Volevano solo capire. Volevano sapere perché io ero finita in quella stramba ed insolita situazione, il problema era che ne sapevo meno di loro.Non conoscevo questa Lilium, né tanto meno perché ce l'avesse così tanto con me! Mentre ragionavo mi chiesi anche se tutto quello che mi era capitato dovevo per forza raccontarglielo.

Dovevo fidarmi di quei due? Mi avrebbero creduta? Il biglietto era un premio troppo ambito per gettarlo al vento in quel modo solamente per sapere la verità, ma come ben tu sai, io non racconto mai la verità.

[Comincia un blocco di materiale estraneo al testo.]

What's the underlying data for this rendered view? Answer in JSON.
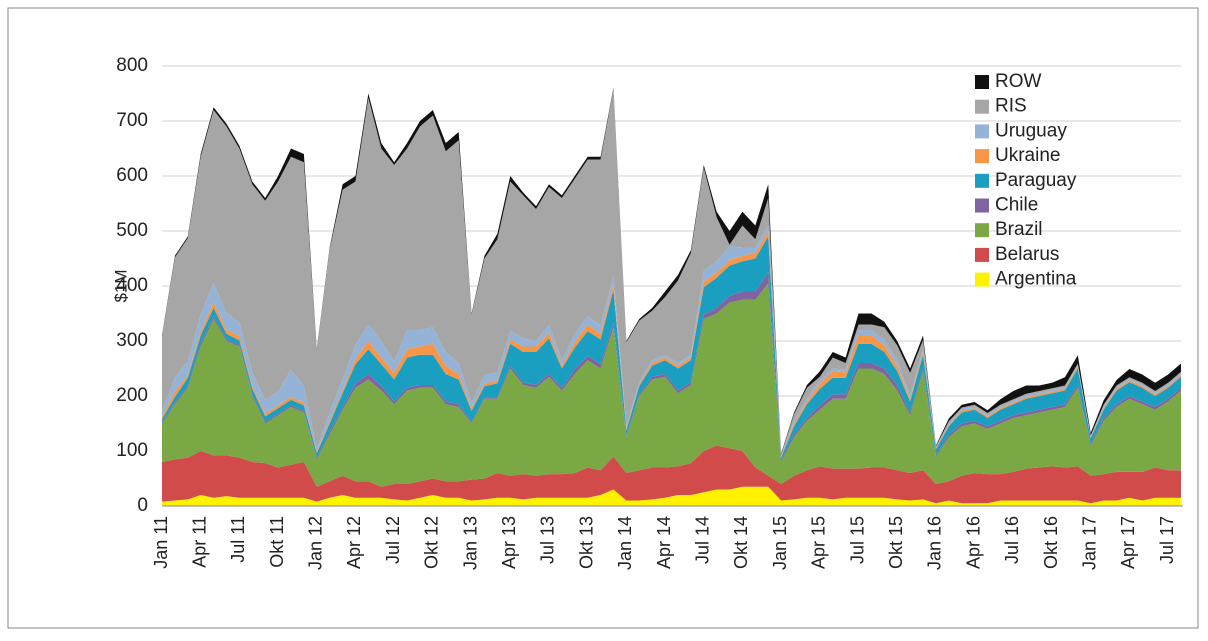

Io racconto storie. "Io e Lilium ci siamo scontrate." Iniziai adire. Ragionai su tutto quello che mi era capitato e su quel luogo di cui sapevo meno o niente. Avevo poche informazioni e mi bastarono per raccontare una storia che fosse ragionevole per loro.

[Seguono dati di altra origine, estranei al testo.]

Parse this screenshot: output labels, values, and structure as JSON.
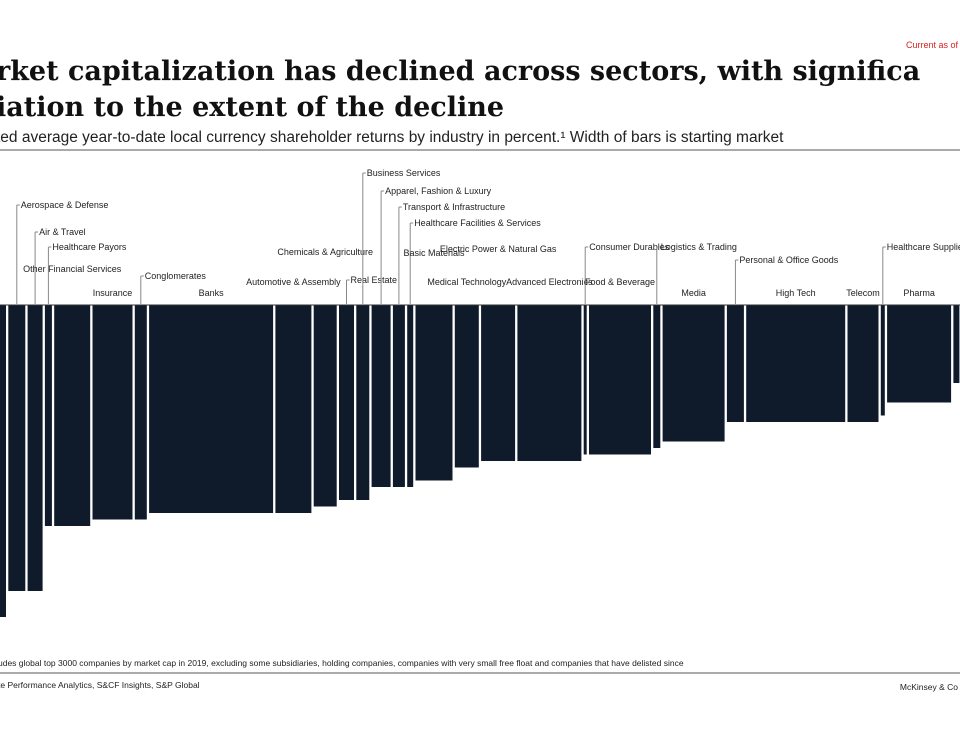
{
  "chart_data": {
    "type": "bar",
    "title_lines": [
      "rket capitalization has declined across sectors, with significa",
      "iation to the extent of the decline"
    ],
    "subtitle": "ted average year-to-date local currency shareholder returns by industry in percent.¹ Width of bars is starting market",
    "date_note": "Current as of",
    "footnote": "udes global top 3000 companies by market cap in 2019, excluding some subsidiaries, holding companies, companies with very small free float and companies that have delisted since",
    "source": "te Performance Analytics, S&CF Insights, S&P Global",
    "brand": "McKinsey & Co",
    "color": "#0f1a2b",
    "categories": [
      null,
      "Aerospace & Defense",
      "Air & Travel",
      "Healthcare Payors",
      "Other Financial Services",
      "Insurance",
      "Conglomerates",
      "Banks",
      "Automotive & Assembly",
      "Chemicals & Agriculture",
      "Real Estate",
      "Business Services",
      "Apparel, Fashion & Luxury",
      "Transport & Infrastructure",
      "Healthcare Facilities & Services",
      "Basic Materials",
      "Medical Technology",
      "Electric Power & Natural Gas",
      "Advanced Electronics",
      "Consumer Durables",
      "Food & Beverage",
      "Logistics & Trading",
      "Media",
      "Personal & Office Goods",
      "High Tech",
      "Telecom",
      "Healthcare Supplies & Distribution",
      "Pharma",
      null
    ],
    "values": [
      -48,
      -44,
      -44,
      -34,
      -34,
      -33,
      -33,
      -32,
      -32,
      -31,
      -30,
      -30,
      -28,
      -28,
      -28,
      -27,
      -25,
      -24,
      -24,
      -23,
      -23,
      -22,
      -21,
      -18,
      -18,
      -18,
      -17,
      -15,
      -12
    ],
    "widths": [
      6,
      17,
      15,
      7,
      36,
      40,
      12,
      124,
      36,
      23,
      15,
      13,
      19,
      12,
      6,
      37,
      24,
      34,
      64,
      3,
      62,
      7,
      62,
      17,
      99,
      31,
      4,
      64,
      6
    ]
  }
}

"Io mi chiamo Melania Ombrelli... E sono morta."

L'inizio era una finta confessione e sapevo che poteva destare sospetti. Nel gioco della dama ero obbligata a dire la verità e avevo detto che ero viva, ma ormai avevamo finito di giocare. Sperai che la prendessero come una confessione di una ragazza impaurita che non accettava ancora la realtà della sua situazione.